#Gate13周年现场直击 Web3 Today Must-Read | April 20th
Today’s Overview
• Kelp’s robbery caused a run that drained 6 billion dollars from Aave.
• Geopolitical forces are sealing the strait; BTC slips and fails to hold 75.
• MicroStrategy sweeps up another 2 billion dollars’ worth this week.
• XRP ETF pulls in 1.5 billion dollars in a single week, setting a record.
• The AI venture capital season breaks 200 billion; demand for computing power surges wildly.
• RAVE suffers a zero-to-collapse style rout, plunging; it’s suspected of highly concentrated market control.
• Crypto PAC receives a ten-million donation; lobbying efforts ramp up.
• Nomura: 60% of institutions have already listed crypto as a core holding.
• Vercel exposes vulnerabilities, sharply increasing front-end hijacking risk.
• France sees a surge in crypto kidnapping cases, raising serious concerns about personal safety.
Today’s Analysis
The keyword in today’s market is “vulnerability.” When an epic geopolitical black swan like a blockade of the Strait of Hormuz arrives, Bitcoin dropping below 75,000 USD is actually just a stress reaction to macro sentiment—the real main event is happening inside DeFi: Kelp DAO suffers a 292 million USD hack, directly pushing Aave, the DeFi “keystone,” toward a cliff of a 6.2 billion USD run. The signal behind this is extremely dangerous: the liquidity re-pledging (LRT) we’re proud of is evolving into Web3’s “subprime crisis.”
Put simply, the LRT protocol stores assets such as rsETH in Aave as collateral—essentially stacking another layer of Lego on top of leverage that was already fragile. Once a trust crisis hits the underlying assets, the drawbacks of the non-isolated lending model will spread like a plague. The 290 million USD in bad debt generated by Aave is only the tip of the iceberg; it’s the 6.2 billion USD liquidity stampede that has fled in panic that is the real vote against systemic confidence in DeFi.
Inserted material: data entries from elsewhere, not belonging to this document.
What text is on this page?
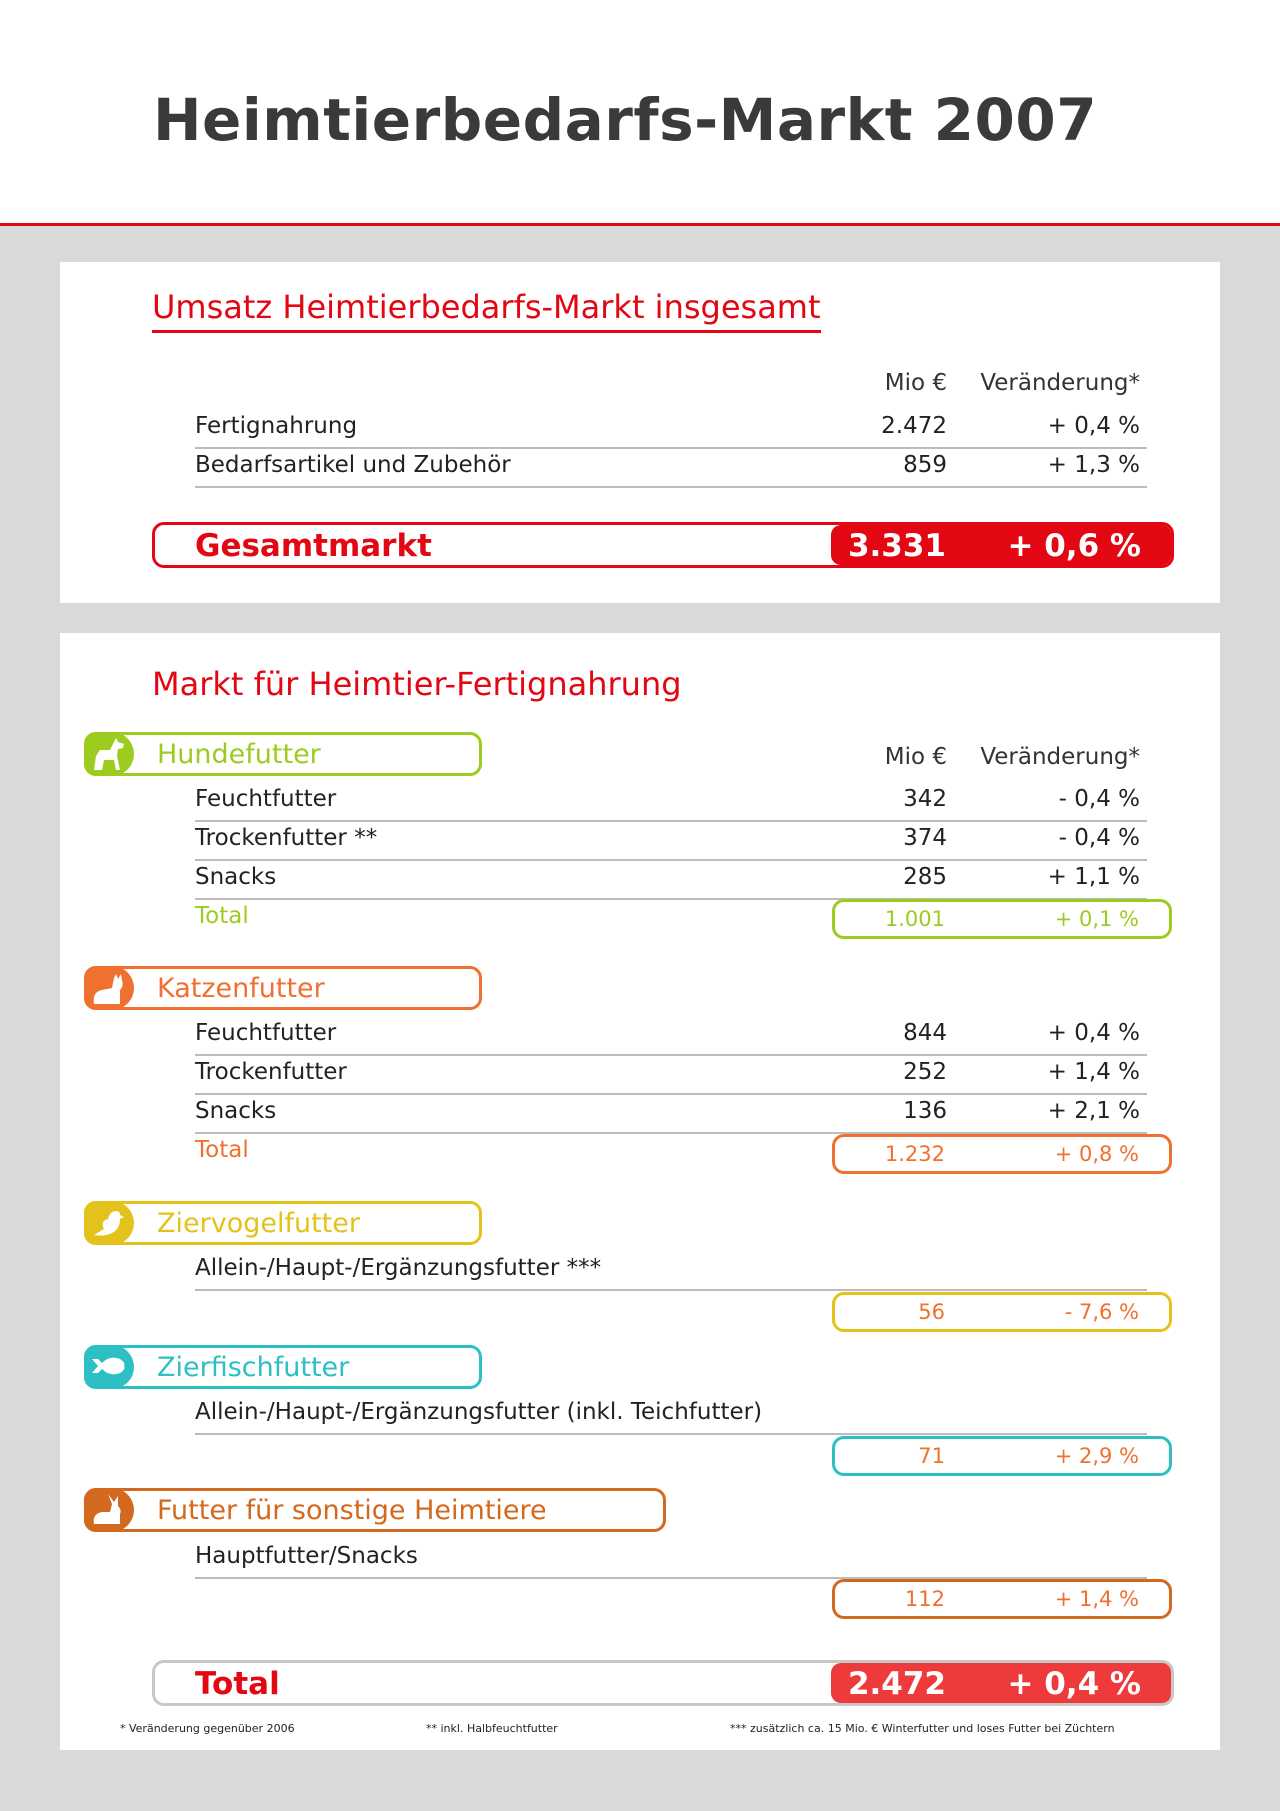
Heimtierbedarfs-Markt 2007
Umsatz Heimtierbedarfs-Markt insgesamt
Mio € Veränderung*
Fertignahrung	2.472	+ 0,4 %
Bedarfsartikel und Zubehör	859	+ 1,3 %
Gesamtmarkt	3.331 + 0,6 %
Markt für Heimtier-Fertignahrung
Hundefutter	Mio € Veränderung*
Feuchtfutter	342	- 0,4 %
Trockenfutter **	374	- 0,4 %
Snacks	285	+ 1,1 %
Total	1.001	+ 0,1 %
Katzenfutter
Feuchtfutter	844	+ 0,4 %
Trockenfutter	252	+ 1,4 %
Snacks	136	+ 2,1 %
Total	1.232	+ 0,8 %
Ziervogelfutter
Allein-/Haupt-/Ergänzungsfutter ***
56	- 7,6 %
Zierfischfutter
Allein-/Haupt-/Ergänzungsfutter (inkl. Teichfutter)
71	+ 2,9 %
Futter für sonstige Heimtiere
Hauptfutter/Snacks
112	+ 1,4 %
Total	2.472 + 0,4 %
* Veränderung gegenüber 2006	** inkl. Halbfeuchtfutter	*** zusätzlich ca. 15 Mio. € Winterfutter und loses Futter bei Züchtern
What’s interesting is that while on-chain natives can’t sleep due to security loopholes and withdrawal panic, traditional institutions appear so calm it’s unsettling. Michael Saylor is still acting like a ruthless buy-the-dip machine—within 11 days, he has swallowed another 2 billion dollars’ worth of Bitcoin, with his holdings nearing 800,000 BTC. At the same time, the record-breaking 1.5 billion USD inflow into XRP ETFs and Nomura Securities’ research findings are both pointing to one fact: mainstream capital is using the volatility created by black swans to complete a “violent shakeout” of crypto assets. In their view, the declines sparked by geopolitics are not risk, but a rare entry window. This extreme contrast—“panic on-chain, greed off-chain”—shows that control of the market is accelerating away from retail users and DeFi protocols, shifting instead to Wall Street giants with seemingly unlimited firepower.
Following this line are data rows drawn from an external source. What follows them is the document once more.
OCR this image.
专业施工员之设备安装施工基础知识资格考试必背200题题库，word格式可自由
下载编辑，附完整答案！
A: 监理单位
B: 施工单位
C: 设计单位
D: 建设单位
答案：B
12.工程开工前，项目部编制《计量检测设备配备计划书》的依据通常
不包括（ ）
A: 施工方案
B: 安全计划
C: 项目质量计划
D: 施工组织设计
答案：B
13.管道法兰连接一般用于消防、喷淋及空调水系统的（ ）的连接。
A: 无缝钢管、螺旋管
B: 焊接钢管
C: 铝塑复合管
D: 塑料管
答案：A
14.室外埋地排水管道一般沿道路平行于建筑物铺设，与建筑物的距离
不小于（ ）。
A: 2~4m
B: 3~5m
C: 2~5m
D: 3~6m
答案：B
Even more alarming is that the dimension of security risk is now breaking through a kind of dimensional wall. Previously, what we feared was smart contract vulnerabilities. Now Vercel’s supply-chain crisis tells us that even if your contract code is perfect, a vulnerability in the front-end hosting platform alone can leave your project’s API keys and environment variables exposed.
And France’s frequent “wrench attacks” pull this anxiety out of cyberspace and back into real-world, physical reality—when hackers discover that the cost of on-chain attack-and-defense is getting higher and higher, they start choosing the most primitive and brutal way: going straight to your doorstep and knocking. This full encirclement—from supply-chain security all the way to personal safety—signals that Web3’s backwoods era has truly come to an end.
The battles ahead will be more than battles of code; they will be full-spectrum contests involving political lobbying (such as Fellowship PAC’s ten-million-level donations), macro hedging, and physical defense. In the end, today’s Web3 is no longer that little closed-door circle of “passing the ball left hand to right hand.” It has been dragged into global energy choke-point blockades, the frenzy of AI compute arms races, and the money politics of great-power lobbying. RaveDAO’s 90% plunge after highly concentrated manipulation is less like a shock from nowhere and more like the remnants of an old era collapsing amid their last riot.
The truly hardcore investors should see clearly that the chaos right now is a sweeping “purge of falsehoods.” Liquidity will gravitate toward compliant ETFs, computing power will move toward real AI demand, and those “pseudo-innovations” built on multiple layers of nested leverage are destined to be thoroughly washed clean in the next tidal wave like Aave’s run. Stay sharp—don’t let temporary red candles blind your eyes. The real main event is just getting started.